Hearing the voices of his companions, he shouted joyfully, without looking up, and hardly pausing in his bellowslike blowing, “I’ve got it.”
“What?” asked Phil, holding his nose. “The cholera? If so, keep right on with your fumigating. If not, do take pity on a suffering community, and feed your flame with leather, or rubber, or bones, or something else that is sweeter and pleasanter to the smell than the frightful stuff you are burning.”
Just then the smouldering mass burst into a bright blaze, and Serge sprang to his feet, jubilant over his success.
“Isn’t it glorious!” he shouted, as he added a few wood shavings to his blaze. Then lighting a sliver, he thrust it into a previously prepared pile of small sticks that he had placed directly before the open end of the tent. These were kindled in a moment. Larger sticks and billets of wood were carefully added, until in a few minutes more a fine, leaping, crackling, sparkling, and altogether lovely fire was banishing the last trace of gloom from the interior of the old barrabkie, and extending a cheery welcome of glowing warmth to the three castaways, from whose soaked garments little clouds of steamy fog began to ascend as they gathered admiringly about it.
At length Serge stood up, and stepped back a pace or two with an expression of triumphant satisfaction that said as plainly as words, “Now I am ready for congratulations.” And the others did congratulate him most heartily. Jalap Coombs said, “I wouldn’t have believed it could be did ef I hadn’t seen it.”
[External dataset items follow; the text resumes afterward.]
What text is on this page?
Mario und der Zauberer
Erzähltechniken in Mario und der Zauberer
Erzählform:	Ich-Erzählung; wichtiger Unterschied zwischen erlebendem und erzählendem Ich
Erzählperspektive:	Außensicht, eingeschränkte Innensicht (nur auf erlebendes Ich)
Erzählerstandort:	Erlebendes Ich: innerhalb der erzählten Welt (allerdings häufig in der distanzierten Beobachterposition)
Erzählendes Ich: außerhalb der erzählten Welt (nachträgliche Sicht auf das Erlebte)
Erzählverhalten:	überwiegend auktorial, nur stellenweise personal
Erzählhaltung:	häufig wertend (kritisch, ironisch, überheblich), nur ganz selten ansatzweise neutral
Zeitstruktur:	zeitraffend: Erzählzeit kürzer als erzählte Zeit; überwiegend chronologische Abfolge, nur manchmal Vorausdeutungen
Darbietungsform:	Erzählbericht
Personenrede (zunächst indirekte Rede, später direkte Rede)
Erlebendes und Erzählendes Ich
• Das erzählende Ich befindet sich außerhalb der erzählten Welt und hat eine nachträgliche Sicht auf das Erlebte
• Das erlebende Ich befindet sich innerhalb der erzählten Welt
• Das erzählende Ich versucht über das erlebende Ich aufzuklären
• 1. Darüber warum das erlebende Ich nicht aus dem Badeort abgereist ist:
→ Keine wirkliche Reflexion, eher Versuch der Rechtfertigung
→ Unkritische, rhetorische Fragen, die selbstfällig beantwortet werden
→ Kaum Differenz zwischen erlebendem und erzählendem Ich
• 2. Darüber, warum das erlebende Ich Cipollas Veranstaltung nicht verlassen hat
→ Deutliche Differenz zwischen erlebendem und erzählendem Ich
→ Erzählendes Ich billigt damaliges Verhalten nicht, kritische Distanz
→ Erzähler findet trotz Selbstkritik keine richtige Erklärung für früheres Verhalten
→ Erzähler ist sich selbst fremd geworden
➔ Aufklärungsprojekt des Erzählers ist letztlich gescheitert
“It didn’t take seeing to make me believe it,” said Phil. “Smelling was sufficient. What was the magic compound from which you produced such a frightful smell, and such satisfactory results?”
“Eider-down and sulphur,” answered Serge, smiling.
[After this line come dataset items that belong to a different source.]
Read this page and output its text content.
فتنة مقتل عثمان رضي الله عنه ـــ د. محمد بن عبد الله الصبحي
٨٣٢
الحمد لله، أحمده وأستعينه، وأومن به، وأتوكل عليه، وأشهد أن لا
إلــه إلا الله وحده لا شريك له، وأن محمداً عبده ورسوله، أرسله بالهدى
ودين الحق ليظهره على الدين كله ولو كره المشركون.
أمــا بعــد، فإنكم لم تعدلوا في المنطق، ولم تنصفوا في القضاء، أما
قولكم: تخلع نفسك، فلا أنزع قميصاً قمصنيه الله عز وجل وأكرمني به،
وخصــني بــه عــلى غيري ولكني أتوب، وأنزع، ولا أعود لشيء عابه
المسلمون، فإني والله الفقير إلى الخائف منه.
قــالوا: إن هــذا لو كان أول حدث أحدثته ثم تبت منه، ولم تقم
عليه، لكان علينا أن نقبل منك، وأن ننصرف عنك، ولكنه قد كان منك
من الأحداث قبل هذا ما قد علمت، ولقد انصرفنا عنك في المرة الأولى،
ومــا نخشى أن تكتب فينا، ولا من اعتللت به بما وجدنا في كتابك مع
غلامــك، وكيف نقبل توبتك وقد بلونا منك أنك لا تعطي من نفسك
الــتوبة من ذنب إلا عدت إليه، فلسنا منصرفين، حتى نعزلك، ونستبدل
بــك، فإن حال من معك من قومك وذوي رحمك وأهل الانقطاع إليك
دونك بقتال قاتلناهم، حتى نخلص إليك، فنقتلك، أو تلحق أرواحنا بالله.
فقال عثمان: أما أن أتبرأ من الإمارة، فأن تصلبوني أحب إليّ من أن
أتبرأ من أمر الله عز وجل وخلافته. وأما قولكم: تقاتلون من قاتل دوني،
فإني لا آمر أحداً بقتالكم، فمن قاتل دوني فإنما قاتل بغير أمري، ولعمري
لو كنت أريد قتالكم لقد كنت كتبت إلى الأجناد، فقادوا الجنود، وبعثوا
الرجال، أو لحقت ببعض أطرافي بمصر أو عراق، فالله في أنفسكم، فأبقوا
“Brimstone and feathers!” shouted Jalap Coombs. “I knowed it. That’s what old Mis’ Roberson—she that was Kite’s wife, you understand—allus kep’ on hand for fainting fits. I’ve smelled ’em many a time, and to this day their parfume carries me back to my happy childhood.”
“It was certainly strong enough to carry one most anywhere,” interrupted Phil. “But where did you get ’em, old man, and how did you set ’em afire?”
“I had a long tramp after the sulphur,” replied Serge, “and only found it in a cañon about three miles back of here, near the foot of the mountain. As I couldn’t find any dry moss to go with it, I hunted for feathers as the next-best thing, and was lucky enough to discover an eider-duck’s nest on the cliffs. Then I came back here and found my ‘fire-stick,’ that flat bit of flint-rock, in one of the old huts, also my ‘striker,’ that bit of quartz. After that the getting of fire was simple enough. I spread a layer of eider-down on the flat rock, sprinkled a little sulphur over it, and pounded the mixture with my quartz rock until it was set on fire by a spark struck from the flint.”